Promotion du végétarisme

La bière zurichoise et genevoise (Du Virage de la distillerie de Saconnex-d’Arve) est extraite par tireuse, tout comme les vins genevois, vaudois et du sud de la France (directement du fût). Beaucoup de boissons sont faites maison comme le thé froid «pour éviter les transports et les déchets». La Fraîche promeut le végétarisme pour s’émanciper autant que possible de la production animale. Mais la charcuterie n’est pas pour cela interdite d’assiette. «On met la pression sur les fournisseurs pour que cela soit le plus traçable et équitable possible. Nous veillons notamment sur la provenance et la qualité des produits de la mer», poursuit Coline de Senarclens.

La Fraîche est ouverte du mardi au samedi, non-stop du matin au soir.
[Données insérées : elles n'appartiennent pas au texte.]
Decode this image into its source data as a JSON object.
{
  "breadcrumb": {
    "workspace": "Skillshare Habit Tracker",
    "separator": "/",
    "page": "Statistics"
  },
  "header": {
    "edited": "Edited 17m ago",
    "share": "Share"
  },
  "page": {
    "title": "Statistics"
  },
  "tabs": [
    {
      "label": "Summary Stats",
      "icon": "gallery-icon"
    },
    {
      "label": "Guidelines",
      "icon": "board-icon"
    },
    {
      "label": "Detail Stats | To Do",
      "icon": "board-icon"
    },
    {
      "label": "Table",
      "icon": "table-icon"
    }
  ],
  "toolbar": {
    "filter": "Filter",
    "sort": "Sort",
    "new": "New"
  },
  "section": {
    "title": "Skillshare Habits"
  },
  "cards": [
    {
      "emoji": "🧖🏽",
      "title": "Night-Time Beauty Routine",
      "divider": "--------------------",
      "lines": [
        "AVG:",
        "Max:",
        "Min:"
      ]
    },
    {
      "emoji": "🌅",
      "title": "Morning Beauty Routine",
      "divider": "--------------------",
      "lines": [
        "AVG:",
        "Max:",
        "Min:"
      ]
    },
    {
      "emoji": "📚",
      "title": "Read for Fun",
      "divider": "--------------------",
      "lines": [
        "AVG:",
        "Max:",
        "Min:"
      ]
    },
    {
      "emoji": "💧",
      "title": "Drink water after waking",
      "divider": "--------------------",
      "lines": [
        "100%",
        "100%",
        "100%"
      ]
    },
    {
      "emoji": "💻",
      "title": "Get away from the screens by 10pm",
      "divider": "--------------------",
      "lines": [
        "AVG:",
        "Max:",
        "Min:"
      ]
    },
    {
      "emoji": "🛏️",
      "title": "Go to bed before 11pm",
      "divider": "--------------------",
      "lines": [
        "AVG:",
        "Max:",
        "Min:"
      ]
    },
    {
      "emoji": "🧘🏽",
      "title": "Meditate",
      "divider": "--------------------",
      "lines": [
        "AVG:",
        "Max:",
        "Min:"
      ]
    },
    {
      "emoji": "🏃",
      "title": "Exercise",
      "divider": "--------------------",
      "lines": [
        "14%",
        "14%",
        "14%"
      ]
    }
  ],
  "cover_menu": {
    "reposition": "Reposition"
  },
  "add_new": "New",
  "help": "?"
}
Ce midi-là, Alex, le chef originaire de Cognac, proposait un plat intitulé «Quand le chasseur devient jardinier». Aubergines à la Bordelaise avec patates à la Périgourdine, chanterelles, sauce au vin et liqueur de café. Un délice. Plaisir aussi, ces animations à venir. Des programmations musicales, un groupe burkinabé le 13 juillet et un repas de soutien à l’association Nyentaga Suisse (scolarités et formations offertes à des jeunes du Burkina Faso). Le chanteur Sarclo est programmé aussi en juillet. D’autres bistrots associatifs ouvrent: La Turbine à la rue de la Coulouvrenière, l’Auberge des Vergers, dans l’écoquartier de Meyrin, montée sous forme de coopérative. La Fraîche est aussi une adresse militante. On soutient ici l’initiative cantonale pour plus d’habitat coopératif; 5% du parc de logements à Genève contre 20% à Zurich. L’objectif est d’atteindre 10% d’ici à 2030. «On doit aux coopératives l’ouverture d’un joli bistrot de quartier comme celui-ci», dit une dame en terrasse.